The end is what separates great films from the rest of the crop. Pick your favourite film and fast forward it to the finish and you would agree too. It is ‘the end’ that makes or breaks a film. Today we live in an age where the last 20 minutes of the film do not necessarily have to make sense. The motive of filmmakers is to keep the audience interested only for about 50-70% of the film’s length, hoping that the laughs or chills or drama in the first hour will do more than enough to fill their pockets. And it works too. But it is when the first hour of the film is really good that it hurts my feelings. ‘Ek Thi Daayan’ is a film that does this very thing.
 
Director Kannan Iyer, creates a wonderful world of mystery and chills inside the old Mumbai flat where the young Bobo lives with his sister Misha and father, played charmingly by Pawan Malhotra. It is this part of the film that entertains the most. There are no creaking doors but the drama is created between a lift and our mind. Is that a lizard or is it something else? Does the lift work or not work? Is Diana (Konkona Sen Sharma) a Daayan or just a creepy step-mom? And of course the final question of is it all real or just the mind playing tricks?
 
Vishesh Tiwari and Sara Arjun give a performance that makes this film. As the Young Bobo and his little sister Misha, they are deliver like stars, making me question as to why filmmakers insist that children’s films don’t make for a good watch. If anything, given the right context they can add meat to the performance especially when supported by a cast which can provide them the necessary friction. There are many examples in Hindi films themselves, some of the most obvious ones being Masoom, Mr India and Zakhm.
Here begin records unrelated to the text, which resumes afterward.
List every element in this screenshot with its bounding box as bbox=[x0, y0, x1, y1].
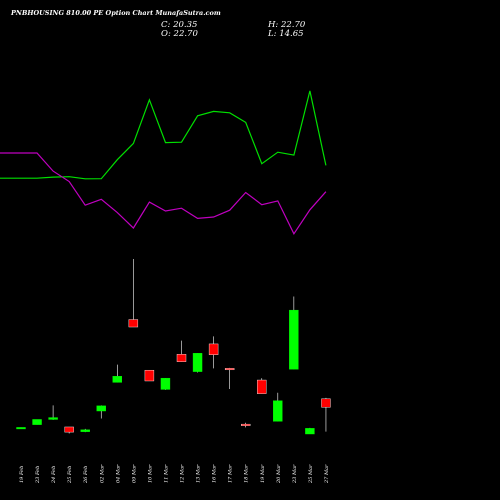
x-tick-label: 27 Mar bbox=[324, 464, 330, 484]
x-tick-label: 04 Mar bbox=[115, 464, 121, 483]
candle-body bbox=[321, 398, 331, 408]
candle-body bbox=[273, 400, 283, 422]
low-value: L: 14.65 bbox=[268, 29, 304, 39]
x-tick-label: 17 Mar bbox=[228, 464, 234, 483]
candle-body bbox=[64, 426, 74, 433]
x-tick-label: 10 Mar bbox=[147, 464, 153, 483]
candle-body bbox=[192, 353, 203, 372]
indicator-line-1 bbox=[0, 90, 327, 180]
x-tick-label: 02 Mar bbox=[99, 464, 105, 483]
candle-body bbox=[96, 405, 106, 412]
candle-body bbox=[48, 417, 58, 420]
x-tick-label: 23 Feb bbox=[35, 466, 41, 484]
x-tick-label: 13 Mar bbox=[196, 464, 202, 483]
candle-body bbox=[16, 427, 26, 430]
x-tick-label: 24 Feb bbox=[51, 466, 57, 484]
candle-body bbox=[257, 379, 267, 394]
candle-body bbox=[128, 319, 139, 328]
x-tick-label: 12 Mar bbox=[180, 464, 186, 483]
x-tick-label: 11 Mar bbox=[163, 464, 169, 483]
candle-body bbox=[112, 376, 123, 383]
candle-body bbox=[176, 354, 187, 362]
candle-body bbox=[289, 309, 299, 370]
candle-body bbox=[160, 377, 171, 390]
x-tick-label: 18 Mar bbox=[244, 464, 250, 483]
high-value: H: 22.70 bbox=[268, 20, 306, 30]
x-tick-label: 09 Mar bbox=[131, 464, 137, 483]
open-value: O: 22.70 bbox=[161, 29, 198, 39]
x-tick-label: 25 Feb bbox=[67, 466, 73, 484]
x-tick-label: 16 Mar bbox=[212, 464, 218, 483]
x-tick-label: 19 Feb bbox=[19, 466, 25, 483]
x-tick-label: 19 Mar bbox=[260, 464, 266, 483]
chart-title: PNBHOUSING 810.00 PE Option Chart Munafa… bbox=[11, 9, 221, 17]
candle-body bbox=[144, 369, 155, 382]
candle-body bbox=[240, 423, 251, 426]
candle-body bbox=[208, 343, 219, 355]
x-tick-label: 20 Mar bbox=[276, 464, 282, 484]
close-value: C: 20.35 bbox=[161, 20, 198, 30]
x-tick-label: 26 Feb bbox=[83, 466, 89, 484]
candle-body bbox=[305, 428, 315, 435]
x-tick-label: 23 Mar bbox=[292, 464, 298, 484]
x-tick-label: 25 Mar bbox=[308, 464, 314, 484]
indicator-line-2 bbox=[0, 152, 327, 236]
candle-body bbox=[80, 429, 90, 432]
candle-body bbox=[32, 419, 42, 425]
candle-body bbox=[224, 368, 235, 371]
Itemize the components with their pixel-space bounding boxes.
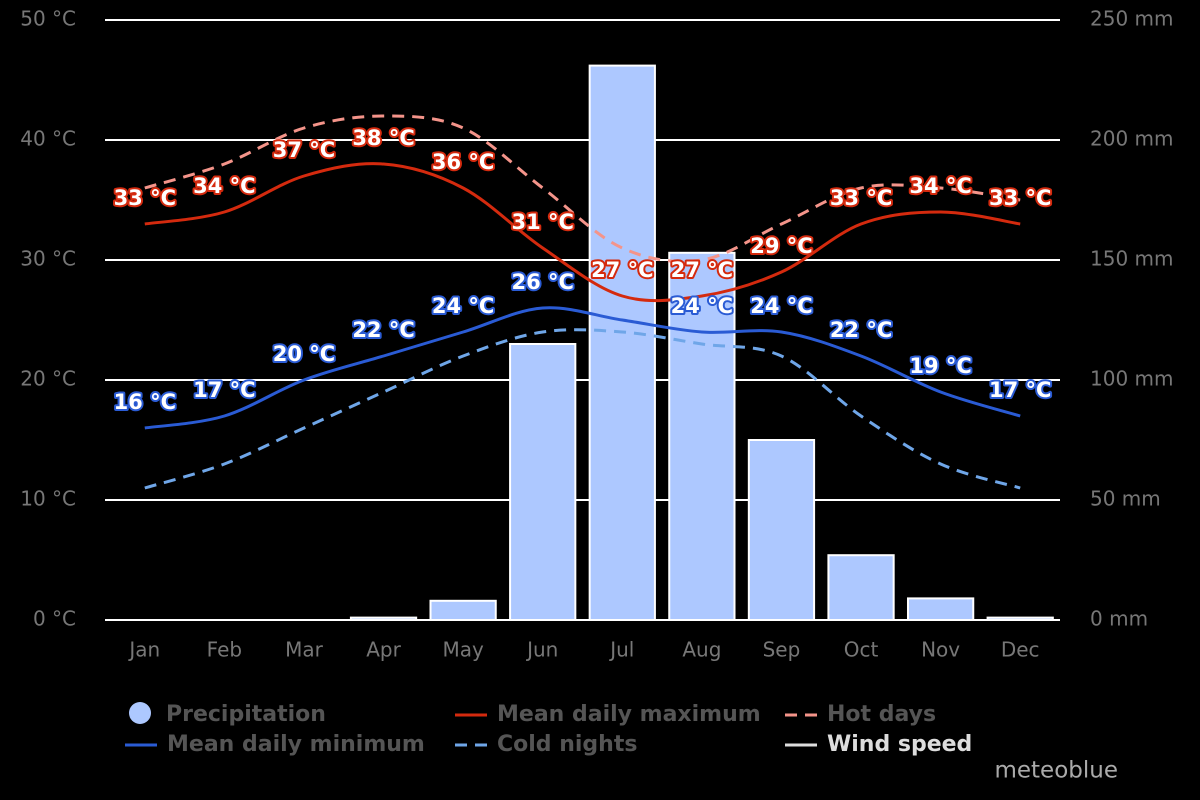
data-label: 17 °C (989, 378, 1051, 402)
y-tick-label: 40 °C (20, 127, 76, 151)
x-tick-label: May (442, 638, 484, 662)
legend-label: Mean daily minimum (167, 732, 425, 757)
precipitation-bar (747, 439, 816, 621)
credit: meteoblue (994, 758, 1118, 784)
data-label: 37 °C (273, 138, 335, 162)
data-label: 33 °C (830, 186, 892, 210)
data-label: 33 °C (114, 186, 176, 210)
data-label: 22 °C (352, 318, 414, 342)
legend-swatch (129, 702, 151, 724)
y2-tick-label: 0 mm (1090, 607, 1148, 631)
legend-label: Cold nights (497, 732, 637, 757)
data-label: 27 °C (671, 258, 733, 282)
precipitation-bar (668, 251, 736, 622)
data-label: 27 °C (591, 258, 653, 282)
precipitation-bar (986, 616, 1054, 621)
y2-tick-label: 50 mm (1090, 487, 1161, 511)
y2-tick-label: 100 mm (1090, 367, 1174, 391)
x-tick-label: Sep (763, 638, 801, 662)
legend-label: Wind speed (827, 732, 972, 757)
legend-label: Precipitation (166, 702, 326, 727)
precipitation-bar (349, 616, 418, 621)
line (144, 306, 1021, 430)
precipitation-bar (906, 597, 975, 622)
y-tick-label: 30 °C (20, 247, 76, 271)
x-tick-label: Feb (207, 638, 242, 662)
data-label: 34 °C (909, 174, 971, 198)
x-tick-label: Oct (844, 638, 879, 662)
y-tick-label: 50 °C (20, 7, 76, 31)
precipitation-bar (429, 599, 497, 621)
y2-tick-label: 150 mm (1090, 247, 1174, 271)
precipitation-bar (509, 343, 577, 621)
x-tick-label: Dec (1001, 638, 1040, 662)
data-label: 16 °C (114, 390, 176, 414)
data-label: 24 °C (750, 294, 812, 318)
data-label: 33 °C (989, 186, 1051, 210)
legend-label: Hot days (827, 702, 936, 727)
line (144, 162, 1021, 303)
data-label: 26 °C (511, 270, 573, 294)
y-tick-label: 20 °C (20, 367, 76, 391)
legend-label: Mean daily maximum (497, 702, 761, 727)
x-tick-label: Jun (525, 638, 558, 662)
data-label: 34 °C (193, 174, 255, 198)
y-tick-label: 0 °C (33, 607, 76, 631)
precipitation-bar (588, 64, 656, 622)
data-label: 22 °C (830, 318, 892, 342)
data-label: 19 °C (909, 354, 971, 378)
x-tick-label: Aug (682, 638, 721, 662)
data-label: 31 °C (511, 210, 573, 234)
data-label: 20 °C (273, 342, 335, 366)
x-tick-label: Jul (608, 638, 634, 662)
data-label: 29 °C (750, 234, 812, 258)
data-label: 24 °C (671, 294, 733, 318)
x-tick-label: Mar (285, 638, 324, 662)
data-label: 36 °C (432, 150, 494, 174)
y-tick-label: 10 °C (20, 487, 76, 511)
y2-tick-label: 250 mm (1090, 7, 1174, 31)
x-tick-label: Nov (921, 638, 960, 662)
line (144, 328, 1021, 490)
x-tick-label: Apr (366, 638, 401, 662)
data-label: 24 °C (432, 294, 494, 318)
x-tick-label: Jan (127, 638, 160, 662)
line (144, 114, 1021, 263)
precipitation-bar (827, 554, 895, 622)
data-label: 17 °C (193, 378, 255, 402)
y2-tick-label: 200 mm (1090, 127, 1174, 151)
data-label: 38 °C (352, 126, 414, 150)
It is also here, in this part that we see Konkona Sen Sharma, finally give a performance worth raving after a long time. Sharma has long being doing part-percentage stereotyped roles in Bollywood, often oscillating between shy-intelligent woman and confident-intelligent woman roles, none of which actually use her acting prowess. Here, she plays a complicated role of a step-mother who is possibly a Daayan, something she does so brilliantly that I had visions of her scary eyes when I tried to sleep at night.
 
Of course, there is also Emraan Hashmi, Kalki Koechlin and Huma Qureshi in the film, mostly seen post interval. Hashmi is his usual self, delivering dialogues, romancing women and acting scared. He could very well have been in Razz 3, only in the company of a better cast. Despite him being the protagonist there is not enough meat in the role for him to do something outstanding with the character. The same is the case with Qureshi and Koechlin. They all are good but they don’t stand out. Rajatava Dutta as Dr. Ranjan Palit gives a few moments of entertainment as Bobo’s Psychiatrist.
 
The music by Vishal Bharadwaj, despite its merit, is a distraction in the film. The director Kannan Iyer has made an entertaining film with the story by Mukul Sharma and Vishal Bhardwaj but maybe the next time around he would want to create a product slightly more polished. As Bobo (Emraan Hashmi) steps out of the lift in the film’s climax, I could not ignore the creepy resemblance to ‘Rosemary’s Baby’. But the reason that it worked in Polanski’s classic was because the end did not last too long. Even if somewhat disappointing, it was kept short in the audience’s memory. But in Hindi horror cinema, somehow, filmmakers dwell on the crazy human vs Bhoot fight sequences for so long that the audience forgets everything good about the film by the last frame. The lady doth protest too much, youthinks? If I could only truly expect nothing from the filmmakers, I would have achieved Nirvana.